The "Venice of Languedoc" straddles a lagoon and the Mediterranean, with canals cutting through the heart of town. Its business is fishing, but in summertime tourists swell the 45,000 population. That's also when you might see the centuries-old sport of marine jousting, where combatants battle from boats. But mostly, Sète is a place to explore at a leisurely pace, soaking up the sun and scenery of southern France.
What We Love
The Covered Market: Open until 1 pm, Les Halles brims with luscious cheeses, produce, and fresh seafood. Sample tielle, the local pie with a spicy tomato-octopus filling, or oysters just pulled from nearby beds.

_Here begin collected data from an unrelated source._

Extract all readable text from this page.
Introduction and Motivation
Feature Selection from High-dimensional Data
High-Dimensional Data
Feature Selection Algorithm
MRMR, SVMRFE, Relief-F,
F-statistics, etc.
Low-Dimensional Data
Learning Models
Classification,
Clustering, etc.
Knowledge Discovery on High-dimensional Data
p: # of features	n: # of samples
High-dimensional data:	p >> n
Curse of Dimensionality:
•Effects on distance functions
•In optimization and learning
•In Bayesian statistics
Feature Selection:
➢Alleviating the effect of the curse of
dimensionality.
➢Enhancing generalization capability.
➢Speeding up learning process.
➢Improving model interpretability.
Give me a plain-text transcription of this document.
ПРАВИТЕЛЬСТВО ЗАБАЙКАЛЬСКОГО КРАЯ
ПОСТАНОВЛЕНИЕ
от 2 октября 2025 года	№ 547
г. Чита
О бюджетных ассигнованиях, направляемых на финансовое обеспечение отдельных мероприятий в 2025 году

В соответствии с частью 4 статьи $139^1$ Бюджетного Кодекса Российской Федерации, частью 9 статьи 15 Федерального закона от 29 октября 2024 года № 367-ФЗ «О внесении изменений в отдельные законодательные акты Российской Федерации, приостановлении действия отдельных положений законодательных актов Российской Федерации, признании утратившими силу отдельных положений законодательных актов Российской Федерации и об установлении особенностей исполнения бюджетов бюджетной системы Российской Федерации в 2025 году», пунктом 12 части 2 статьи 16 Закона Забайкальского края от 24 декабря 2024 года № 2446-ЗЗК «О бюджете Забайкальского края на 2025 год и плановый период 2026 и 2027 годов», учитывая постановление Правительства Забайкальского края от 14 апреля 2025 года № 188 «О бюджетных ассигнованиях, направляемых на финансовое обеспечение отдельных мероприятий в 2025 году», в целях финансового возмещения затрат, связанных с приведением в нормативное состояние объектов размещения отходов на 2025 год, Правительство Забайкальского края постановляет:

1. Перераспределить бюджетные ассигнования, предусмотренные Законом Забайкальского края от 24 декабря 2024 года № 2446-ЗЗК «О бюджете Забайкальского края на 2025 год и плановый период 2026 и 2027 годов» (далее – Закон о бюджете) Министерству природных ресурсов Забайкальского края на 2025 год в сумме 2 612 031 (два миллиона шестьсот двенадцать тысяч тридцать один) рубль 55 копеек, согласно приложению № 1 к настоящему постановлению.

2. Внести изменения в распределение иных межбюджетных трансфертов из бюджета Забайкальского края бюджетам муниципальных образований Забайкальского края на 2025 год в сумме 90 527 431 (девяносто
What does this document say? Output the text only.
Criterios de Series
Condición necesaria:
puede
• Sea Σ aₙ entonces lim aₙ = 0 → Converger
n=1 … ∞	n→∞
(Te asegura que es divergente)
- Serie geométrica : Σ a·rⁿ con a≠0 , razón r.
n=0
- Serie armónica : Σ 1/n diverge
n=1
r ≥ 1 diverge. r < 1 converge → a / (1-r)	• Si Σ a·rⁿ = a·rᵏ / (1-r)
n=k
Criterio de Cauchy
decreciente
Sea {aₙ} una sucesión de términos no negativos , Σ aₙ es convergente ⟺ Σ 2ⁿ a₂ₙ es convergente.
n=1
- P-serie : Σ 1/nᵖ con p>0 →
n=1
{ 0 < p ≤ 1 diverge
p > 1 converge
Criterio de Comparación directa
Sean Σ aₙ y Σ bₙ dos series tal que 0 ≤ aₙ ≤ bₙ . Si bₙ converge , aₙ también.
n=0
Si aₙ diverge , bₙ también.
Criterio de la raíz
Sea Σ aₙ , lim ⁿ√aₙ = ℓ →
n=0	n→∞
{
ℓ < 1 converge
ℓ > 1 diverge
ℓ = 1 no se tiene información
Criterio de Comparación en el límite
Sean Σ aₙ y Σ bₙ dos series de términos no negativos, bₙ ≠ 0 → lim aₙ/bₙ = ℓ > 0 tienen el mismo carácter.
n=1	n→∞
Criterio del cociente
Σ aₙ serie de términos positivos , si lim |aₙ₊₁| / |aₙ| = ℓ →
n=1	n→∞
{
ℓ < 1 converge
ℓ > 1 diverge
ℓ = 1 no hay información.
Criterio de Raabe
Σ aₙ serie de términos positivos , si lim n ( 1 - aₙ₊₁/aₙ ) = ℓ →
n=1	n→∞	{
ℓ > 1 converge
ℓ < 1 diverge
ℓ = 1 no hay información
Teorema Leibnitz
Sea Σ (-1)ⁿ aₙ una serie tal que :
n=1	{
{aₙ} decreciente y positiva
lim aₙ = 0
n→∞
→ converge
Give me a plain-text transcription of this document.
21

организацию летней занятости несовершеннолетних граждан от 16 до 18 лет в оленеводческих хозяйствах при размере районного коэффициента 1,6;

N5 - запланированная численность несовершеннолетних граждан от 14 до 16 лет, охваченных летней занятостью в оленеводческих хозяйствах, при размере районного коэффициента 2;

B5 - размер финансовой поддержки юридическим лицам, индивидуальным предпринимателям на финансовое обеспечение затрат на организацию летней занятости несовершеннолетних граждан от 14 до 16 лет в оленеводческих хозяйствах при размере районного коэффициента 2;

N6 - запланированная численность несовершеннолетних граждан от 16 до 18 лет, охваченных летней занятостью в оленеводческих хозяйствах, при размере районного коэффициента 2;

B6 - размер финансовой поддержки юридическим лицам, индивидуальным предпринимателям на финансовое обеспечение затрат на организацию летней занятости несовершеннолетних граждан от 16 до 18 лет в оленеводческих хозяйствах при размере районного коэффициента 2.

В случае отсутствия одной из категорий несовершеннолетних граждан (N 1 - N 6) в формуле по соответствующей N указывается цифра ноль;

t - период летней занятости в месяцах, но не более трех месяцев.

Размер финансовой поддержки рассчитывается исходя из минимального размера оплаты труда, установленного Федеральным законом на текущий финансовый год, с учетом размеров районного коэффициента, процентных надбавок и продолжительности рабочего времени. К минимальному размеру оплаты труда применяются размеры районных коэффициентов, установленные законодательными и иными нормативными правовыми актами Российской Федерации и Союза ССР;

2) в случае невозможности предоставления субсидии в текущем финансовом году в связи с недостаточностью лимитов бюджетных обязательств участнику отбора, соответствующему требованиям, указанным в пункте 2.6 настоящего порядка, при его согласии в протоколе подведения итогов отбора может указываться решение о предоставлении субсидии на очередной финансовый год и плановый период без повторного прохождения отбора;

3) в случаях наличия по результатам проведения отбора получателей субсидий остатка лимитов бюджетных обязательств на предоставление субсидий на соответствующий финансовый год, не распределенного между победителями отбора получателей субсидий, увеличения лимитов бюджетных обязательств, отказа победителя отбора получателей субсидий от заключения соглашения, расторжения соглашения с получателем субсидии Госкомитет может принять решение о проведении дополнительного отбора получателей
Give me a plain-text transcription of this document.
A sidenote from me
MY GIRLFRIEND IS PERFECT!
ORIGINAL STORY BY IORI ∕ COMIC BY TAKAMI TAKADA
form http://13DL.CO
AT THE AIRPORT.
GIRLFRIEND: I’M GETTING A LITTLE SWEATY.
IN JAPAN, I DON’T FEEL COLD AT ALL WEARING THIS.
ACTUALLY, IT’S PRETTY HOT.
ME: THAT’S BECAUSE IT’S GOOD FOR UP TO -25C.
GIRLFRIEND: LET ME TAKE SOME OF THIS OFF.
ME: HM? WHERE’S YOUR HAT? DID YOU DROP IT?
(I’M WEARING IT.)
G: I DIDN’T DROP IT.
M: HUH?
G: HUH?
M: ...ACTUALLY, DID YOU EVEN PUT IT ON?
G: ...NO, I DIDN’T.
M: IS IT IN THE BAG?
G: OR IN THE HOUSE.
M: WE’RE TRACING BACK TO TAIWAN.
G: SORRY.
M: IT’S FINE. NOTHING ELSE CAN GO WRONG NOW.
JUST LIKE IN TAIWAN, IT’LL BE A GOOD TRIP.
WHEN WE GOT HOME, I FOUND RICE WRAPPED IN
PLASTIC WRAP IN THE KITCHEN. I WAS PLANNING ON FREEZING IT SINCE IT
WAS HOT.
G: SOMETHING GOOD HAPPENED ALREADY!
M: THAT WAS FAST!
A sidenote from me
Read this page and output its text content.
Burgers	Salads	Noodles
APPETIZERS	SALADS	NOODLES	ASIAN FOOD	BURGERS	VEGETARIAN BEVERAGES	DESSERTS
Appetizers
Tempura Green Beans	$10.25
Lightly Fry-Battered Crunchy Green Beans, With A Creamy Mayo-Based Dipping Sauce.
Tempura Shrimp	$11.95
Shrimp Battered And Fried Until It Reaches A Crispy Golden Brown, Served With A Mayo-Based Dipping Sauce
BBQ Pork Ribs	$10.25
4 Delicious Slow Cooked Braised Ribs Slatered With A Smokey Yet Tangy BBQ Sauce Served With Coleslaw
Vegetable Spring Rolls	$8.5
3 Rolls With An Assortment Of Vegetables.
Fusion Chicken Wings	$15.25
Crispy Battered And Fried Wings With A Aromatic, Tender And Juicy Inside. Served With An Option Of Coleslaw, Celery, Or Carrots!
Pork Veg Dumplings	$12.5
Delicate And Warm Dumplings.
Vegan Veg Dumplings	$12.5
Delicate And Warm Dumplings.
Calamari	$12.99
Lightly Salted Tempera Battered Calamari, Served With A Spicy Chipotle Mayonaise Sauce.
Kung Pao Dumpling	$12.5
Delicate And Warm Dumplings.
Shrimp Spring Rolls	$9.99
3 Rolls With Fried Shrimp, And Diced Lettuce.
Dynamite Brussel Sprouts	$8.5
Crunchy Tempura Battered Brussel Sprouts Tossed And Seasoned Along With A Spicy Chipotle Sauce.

Browsing: Wander the small shops and galleries along the canals and Rue Gambetta.
Pointe Courte: Ask for directions to this out-of-time little peninsula that juts into the lagoon. Stroll among the minuscule, old fishermen's cottages, where nets are laid out to dry and well-fed cats snooze in the sun.
Best Known For
Canals: Walk along the boat-lined waterways bisecting the town, or paddle them in a kayak. You may even see fishermen selling their catch.
Belvédère of Mont Saint-Clair: Get a spectacular view of Sète, its lagoon, and the Mediterranean at this lookout, reachable by climbing a steep stairway or taking a taxi to the top. Don't miss the modern murals covering the interior of the tiny Chapel of Notre-Dame-de-la-Salette.
Beaches: On the opposite side of town from the port, a strand of beaches extends from the seaside Corniche road. Park yourself on a restaurant lounge chair or stake out a spot on the golden sand.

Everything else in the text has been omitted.